For those who have not seen the clue cards, here is the text in question:
Clue #1 of 4: What an odd rug
The geometric design on the rug in the library seems to match the design on the frame of the painting. Is there some connection?
The clue in question is given out automatically once the characters have seen both the carpet and the creepy painting (the frame of the painting has similar markings). You are correct in stating that the characters will likely just flip over the carpet and find the trap door... and this is a good thing! You WANT the players to do this. Remember, the secret areas do not solve the mystery at all. They merely lead to additional clues. The flipping of the carpet and locating the hidden areas will make the players feel like they've discovered something. This will make them feel invested and proud of their accomplishment. It will also drive the story forward.
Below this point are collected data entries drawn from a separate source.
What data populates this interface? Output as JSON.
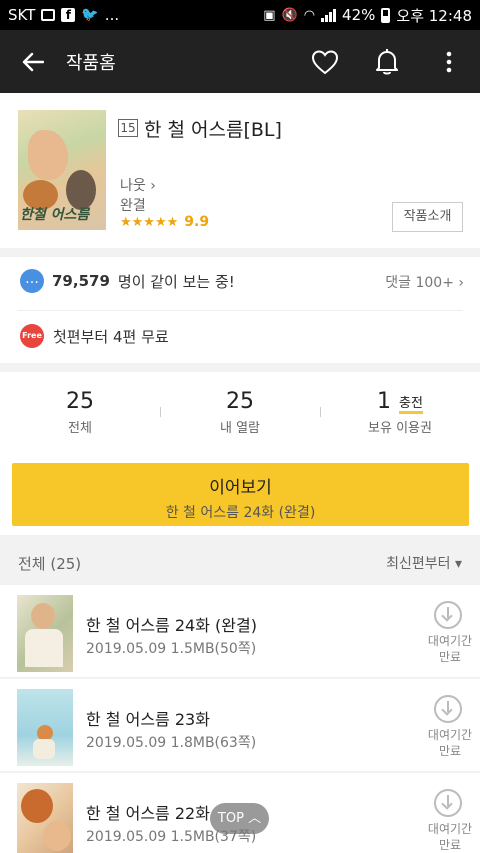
{
  "statusbar": {
    "carrier": "SKT",
    "extra": "...",
    "battery": "42%",
    "time": "오후 12:48"
  },
  "appbar": {
    "title": "작품홈",
    "icons": [
      "back-arrow-icon",
      "heart-icon",
      "bell-icon",
      "more-vert-icon"
    ]
  },
  "work": {
    "age_rating": "15",
    "title": "한 철 어스름[BL]",
    "author": "나웃",
    "author_chevron": "›",
    "status": "완결",
    "stars": "★★★★★",
    "score": "9.9",
    "intro_button": "작품소개",
    "cover_text": "한철 어스름"
  },
  "social": {
    "viewers_count": "79,579",
    "viewers_text": "명이 같이 보는 중!",
    "comments": "댓글 100+ ›",
    "free_badge": "Free",
    "free_text": "첫편부터 4편 무료"
  },
  "counts": [
    {
      "number": "25",
      "label": "전체"
    },
    {
      "number": "25",
      "label": "내 열람"
    },
    {
      "number": "1",
      "label": "보유 이용권",
      "extra": "충전"
    }
  ],
  "continue": {
    "label": "이어보기",
    "sub": "한 철 어스름 24화 (완결)"
  },
  "list": {
    "total": "전체 (25)",
    "sort": "최신편부터 ▾"
  },
  "episodes": [
    {
      "title": "한 철 어스름 24화 (완결)",
      "meta": "2019.05.09  1.5MB(50쪽)",
      "rent": "대여기간\n만료"
    },
    {
      "title": "한 철 어스름 23화",
      "meta": "2019.05.09  1.8MB(63쪽)",
      "rent": "대여기간\n만료"
    },
    {
      "title": "한 철 어스름 22화",
      "meta": "2019.05.09  1.5MB(37쪽)",
      "rent": "대여기간\n만료"
    }
  ],
  "top_button": "TOP ︿",
  "colors": {
    "appbar": "#222222",
    "accent": "#f7c628",
    "star": "#f0a30a",
    "free_badge": "#e8453c",
    "chat_icon": "#4a90e2"
  }
}
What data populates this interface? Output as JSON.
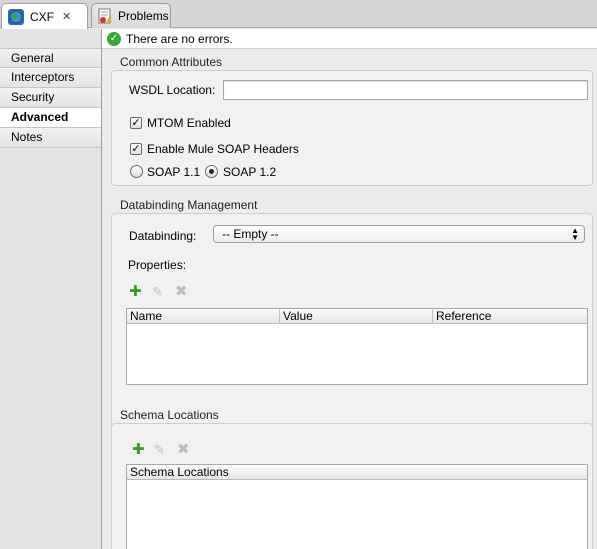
{
  "tabs": [
    {
      "label": "CXF",
      "icon": "globe-icon",
      "active": true
    },
    {
      "label": "Problems",
      "icon": "problems-icon",
      "active": false
    }
  ],
  "status": {
    "text": "There are no errors.",
    "icon": "check-icon"
  },
  "nav": {
    "items": [
      {
        "label": "General"
      },
      {
        "label": "Interceptors"
      },
      {
        "label": "Security"
      },
      {
        "label": "Advanced",
        "selected": true
      },
      {
        "label": "Notes"
      }
    ]
  },
  "common": {
    "title": "Common Attributes",
    "wsdl_label": "WSDL Location:",
    "wsdl_value": "",
    "mtom_label": "MTOM Enabled",
    "mtom_checked": true,
    "mule_soap_label": "Enable Mule SOAP Headers",
    "mule_soap_checked": true,
    "soap11_label": "SOAP 1.1",
    "soap12_label": "SOAP 1.2",
    "soap_selected": "SOAP 1.2"
  },
  "databinding": {
    "title": "Databinding Management",
    "label": "Databinding:",
    "value": "-- Empty --",
    "properties_label": "Properties:",
    "columns": [
      "Name",
      "Value",
      "Reference"
    ]
  },
  "schema": {
    "title": "Schema Locations",
    "columns": [
      "Schema Locations"
    ]
  },
  "colors": {
    "add": "#3c9a2c",
    "disabled": "#bdbdbd",
    "ok": "#3aa53a"
  }
}
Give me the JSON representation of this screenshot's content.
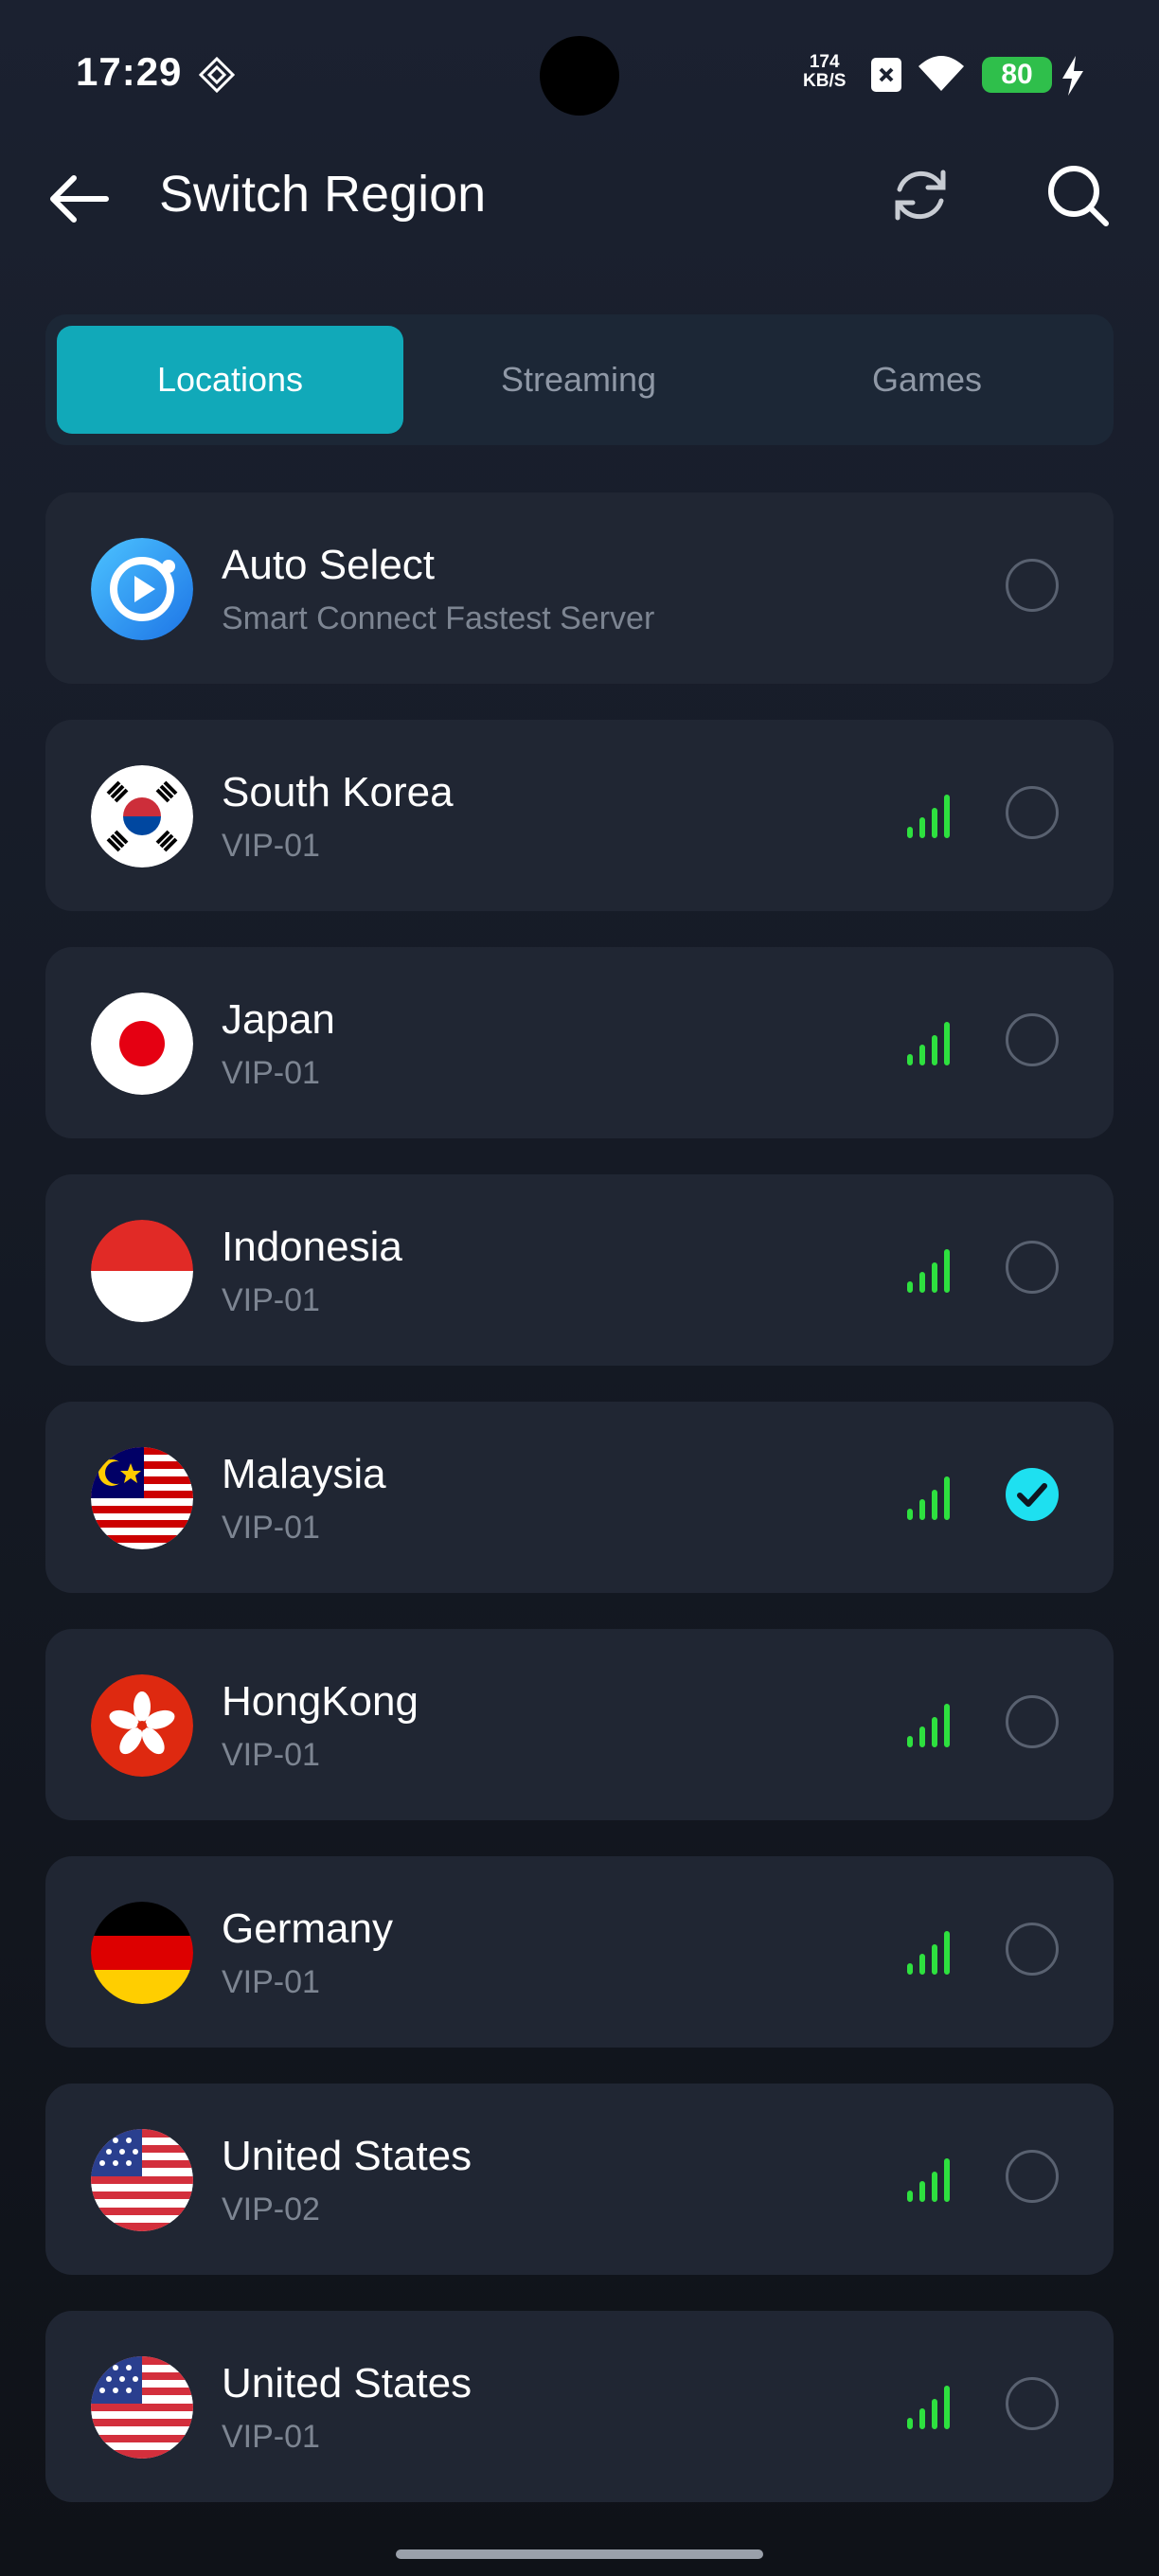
{
  "status_bar": {
    "time": "17:29",
    "net_speed_value": "174",
    "net_speed_unit": "KB/S",
    "battery": "80"
  },
  "header": {
    "title": "Switch Region",
    "back_icon": "arrow-left-icon",
    "refresh_icon": "refresh-icon",
    "search_icon": "search-icon"
  },
  "tabs": [
    {
      "label": "Locations",
      "active": true
    },
    {
      "label": "Streaming",
      "active": false
    },
    {
      "label": "Games",
      "active": false
    }
  ],
  "colors": {
    "accent": "#11a9b9",
    "signal": "#2ee03f",
    "selected": "#1ee0f0"
  },
  "regions": [
    {
      "name": "Auto Select",
      "subtitle": "Smart Connect Fastest Server",
      "flag": "auto-select-icon",
      "signal": "",
      "selected": false
    },
    {
      "name": "South Korea",
      "subtitle": "VIP-01",
      "flag": "south-korea-flag-icon",
      "signal": "signal-icon",
      "selected": false
    },
    {
      "name": "Japan",
      "subtitle": "VIP-01",
      "flag": "japan-flag-icon",
      "signal": "signal-icon",
      "selected": false
    },
    {
      "name": "Indonesia",
      "subtitle": "VIP-01",
      "flag": "indonesia-flag-icon",
      "signal": "signal-icon",
      "selected": false
    },
    {
      "name": "Malaysia",
      "subtitle": "VIP-01",
      "flag": "malaysia-flag-icon",
      "signal": "signal-icon",
      "selected": true
    },
    {
      "name": "HongKong",
      "subtitle": "VIP-01",
      "flag": "hongkong-flag-icon",
      "signal": "signal-icon",
      "selected": false
    },
    {
      "name": "Germany",
      "subtitle": "VIP-01",
      "flag": "germany-flag-icon",
      "signal": "signal-icon",
      "selected": false
    },
    {
      "name": "United States",
      "subtitle": "VIP-02",
      "flag": "usa-flag-icon",
      "signal": "signal-icon",
      "selected": false
    },
    {
      "name": "United States",
      "subtitle": "VIP-01",
      "flag": "usa-flag-icon",
      "signal": "signal-icon",
      "selected": false
    }
  ]
}
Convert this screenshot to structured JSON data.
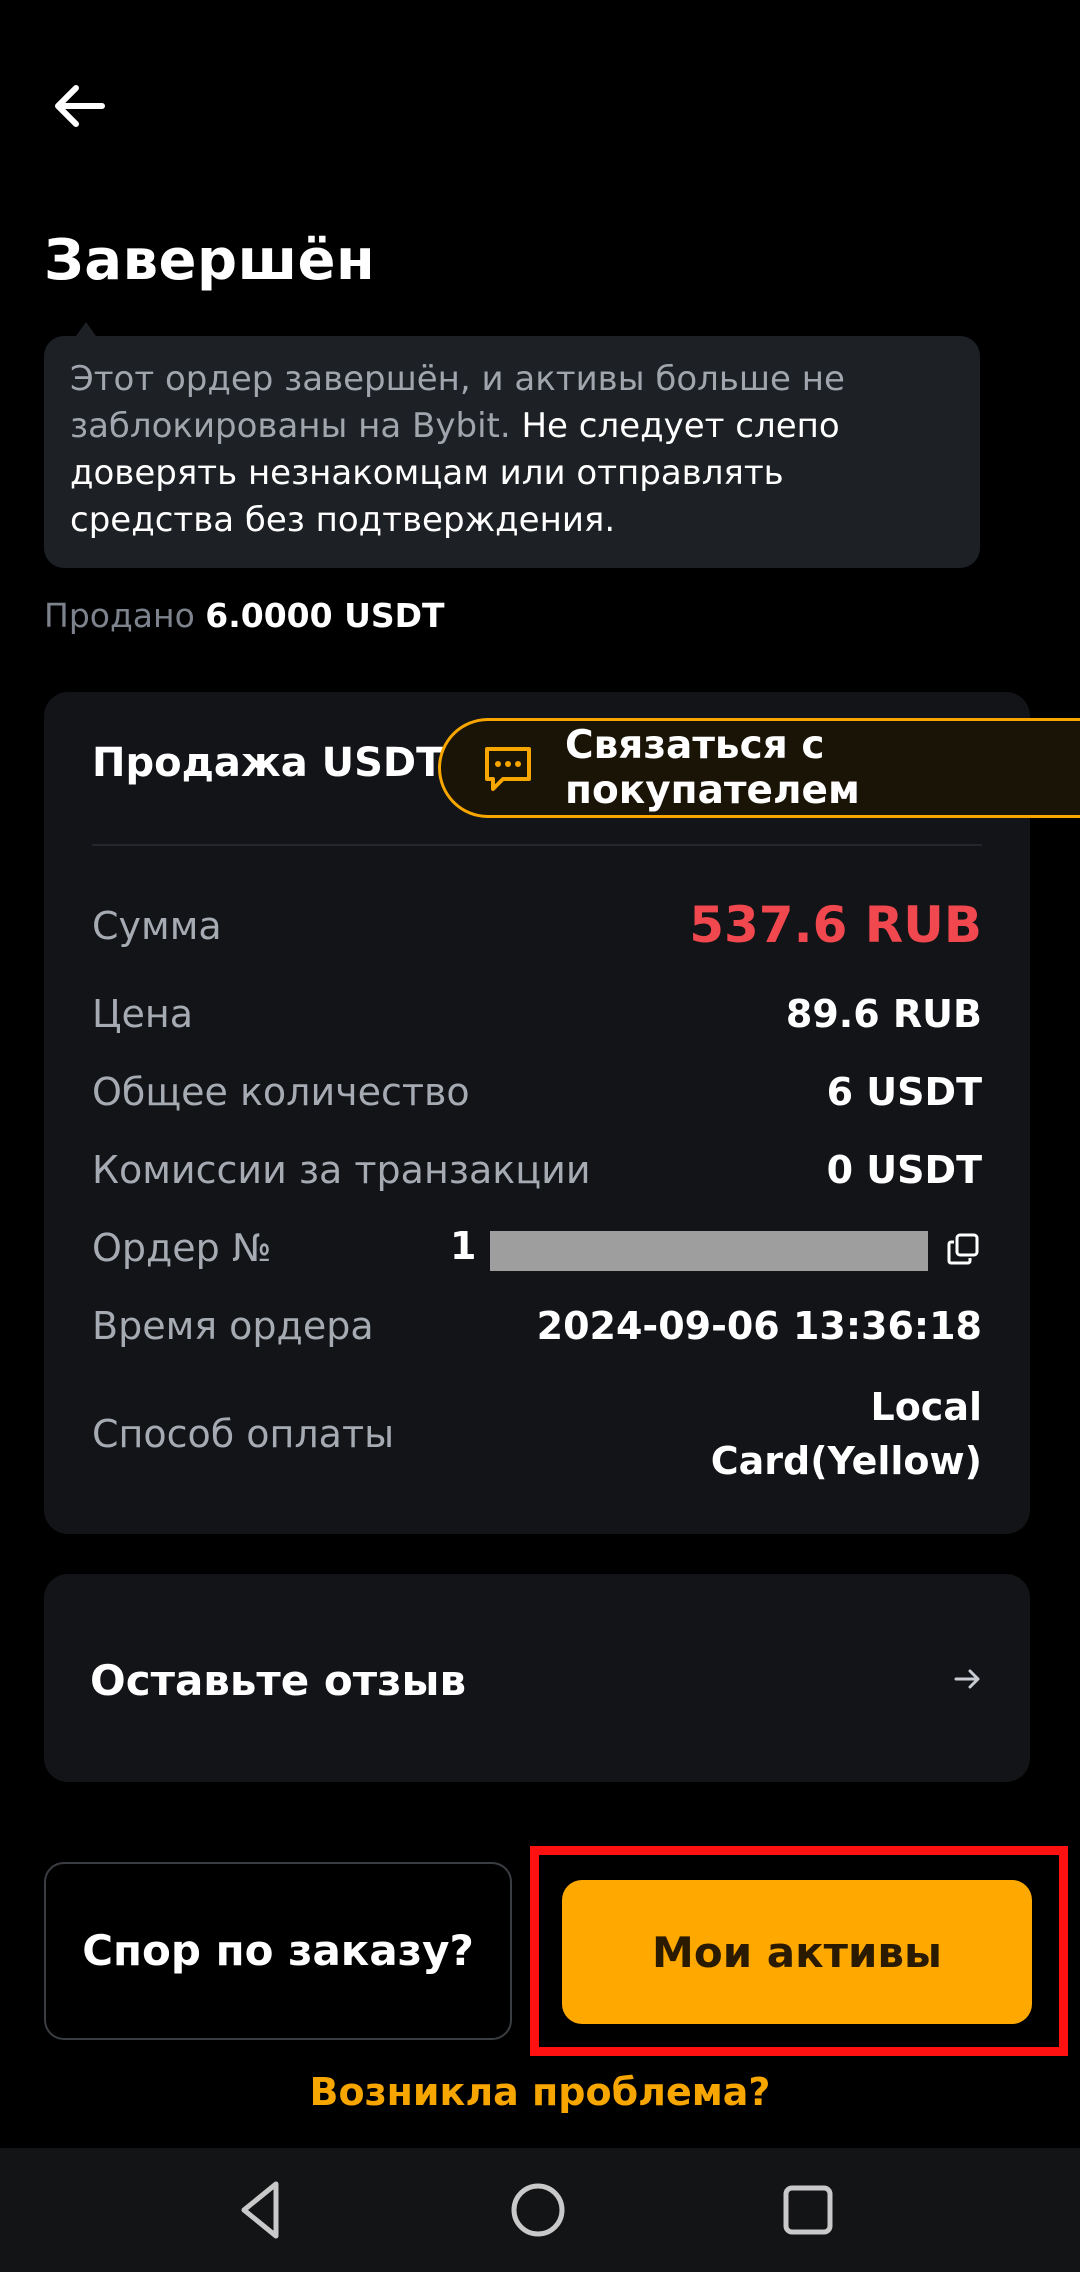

Most GMs feel instinctively that they are here to defend the mystery as though it were an NPC in a fight. This is not the case. Consider the alternative: the players never think to flip the carpet and never discover the hidden areas. The characters might get to the end of the adventure, but they miss out on all sorts of great story material and understand a lot less of the plot. This is a tremendous waste and accomplishes less than nothing. The risks the characters face in the game shouldn't be that they miss the adventure. In fact you want to encourage them to explore everything you've prepped and reward them consistently for doing so. You also want to give them MORE than enough information so that they can form a clear idea of what is going on by the time the end of the adventure draws near. This is the job of the GM in an investigative adventure. If they solve the adventure quickly (which is not likely since placing stacks of undiscovered clue cards in front of them virtually guarantees that they'll feel driven to collect them all), then they almost certainly had fun doing so. The opposite is almost never true.
I hope that helps clarify things a bit.
Oh, In case you're wondering, yes, all of the undiscovered clue cards are left face down in plain view. They are sorted into their little piles (series A, series B, etc.) and left there so that the players can get a sense of how much there is to discover. Some players also take note of how many cards are left in a series, or how many series they haven't yet discovered. This is fine so long as they don't read the front of the cards (no one has yet tried to do this). This helps them feel they can gauge their progress in the investigation.